Aku adalah Diajeng Danisa Kusuma Putri, gadis kecil sederhana. Yang tidak suka dengan kemewahan. Bahkan tidak pernah ada yang Tahu kalau aku pewaris tunggal kekayaan kakek ku Budiono Djoyodiningrat. Yang katanya orang terkaya nomor dua dinegeri ini. Aku sekarang berkuliah dengan jalur beasiswa. Dengan jerih payah ku sendiri tanpa campur tangan kakek ku. Dari kecil aku hidup hanya dengan kakek ku.

Karena kedua orang tua ku telah meninggal. Karena kecelakaan saat perjalanan bisnis keluar kota. Pagi ini, hari libur sudah menjadi kebiasaanku. Berkebun dipekarangan rumah. Tiba-tiba ada yang memanggil ku. Ternyata yang memanggil ku adalah paman Yudi. Asisten kepercayaan kakek ku. Aku memanggilnya paman, karenan memang dia sudah kuanggap sebagai keluargaku. Beliau juga pengganti orang tua ku.

"Nona Kecil, dipanggil tuan besar." ucapnya kepadaku.

"Oh, iya paman. Bilang sama kakek sebentar ya. Aku bersih-bersih dulu." jawabku.

"Baik nona." kata paman Yudi sembari menganggukkan kepalanya.

Tanda beliau juga menghormatiku sebagai cucu dari tuannya. Yaitu kakek Budiono. Aku pun mencuci tangan dan melepas celemek yang biasa ku pakai saat berkebun. Aku menghampiri kakek, yang duduk diteras depan.

"Eyang memanggilku?" tanya ku perlahan mendekat.

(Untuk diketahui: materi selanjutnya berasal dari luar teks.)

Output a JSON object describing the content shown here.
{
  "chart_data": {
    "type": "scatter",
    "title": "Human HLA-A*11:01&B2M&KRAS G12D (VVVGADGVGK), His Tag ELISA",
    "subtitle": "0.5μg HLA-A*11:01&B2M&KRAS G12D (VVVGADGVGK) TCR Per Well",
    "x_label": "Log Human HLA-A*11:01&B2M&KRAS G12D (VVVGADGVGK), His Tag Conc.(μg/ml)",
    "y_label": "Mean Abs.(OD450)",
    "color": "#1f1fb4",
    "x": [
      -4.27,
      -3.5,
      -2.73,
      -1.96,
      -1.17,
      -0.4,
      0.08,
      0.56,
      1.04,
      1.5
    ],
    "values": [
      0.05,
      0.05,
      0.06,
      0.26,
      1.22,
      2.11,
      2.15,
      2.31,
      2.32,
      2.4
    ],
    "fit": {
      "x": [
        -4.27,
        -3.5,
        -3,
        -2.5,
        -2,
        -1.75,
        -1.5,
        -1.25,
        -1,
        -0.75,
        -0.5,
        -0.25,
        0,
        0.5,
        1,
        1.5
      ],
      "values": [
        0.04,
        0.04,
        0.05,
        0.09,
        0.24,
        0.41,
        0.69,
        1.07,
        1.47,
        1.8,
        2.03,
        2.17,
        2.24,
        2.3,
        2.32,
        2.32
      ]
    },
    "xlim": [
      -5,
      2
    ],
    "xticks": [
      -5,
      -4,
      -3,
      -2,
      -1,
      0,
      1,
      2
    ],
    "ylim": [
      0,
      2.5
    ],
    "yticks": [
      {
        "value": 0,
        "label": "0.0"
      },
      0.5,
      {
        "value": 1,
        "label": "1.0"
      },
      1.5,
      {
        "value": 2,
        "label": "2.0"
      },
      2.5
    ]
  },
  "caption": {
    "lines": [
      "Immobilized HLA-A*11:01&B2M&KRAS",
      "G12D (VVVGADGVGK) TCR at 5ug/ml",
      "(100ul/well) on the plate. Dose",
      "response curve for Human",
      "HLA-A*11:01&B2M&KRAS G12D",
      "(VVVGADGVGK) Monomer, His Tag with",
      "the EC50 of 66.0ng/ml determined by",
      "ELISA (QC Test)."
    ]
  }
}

"Iya, sini nduk ayu." katanya.

Aku pun mendekat dan duduk disampingnya. Nduk ayu yang memiliki artian gadis cantik. Adalah panggilan eyang kepadaku. Paman Yudi juga disana. Ternyata eyang ingin mengatakan sesuatu. Dia memberiku amplop coklat. Aku mengerutkan dahiku, tanda tak mengerti.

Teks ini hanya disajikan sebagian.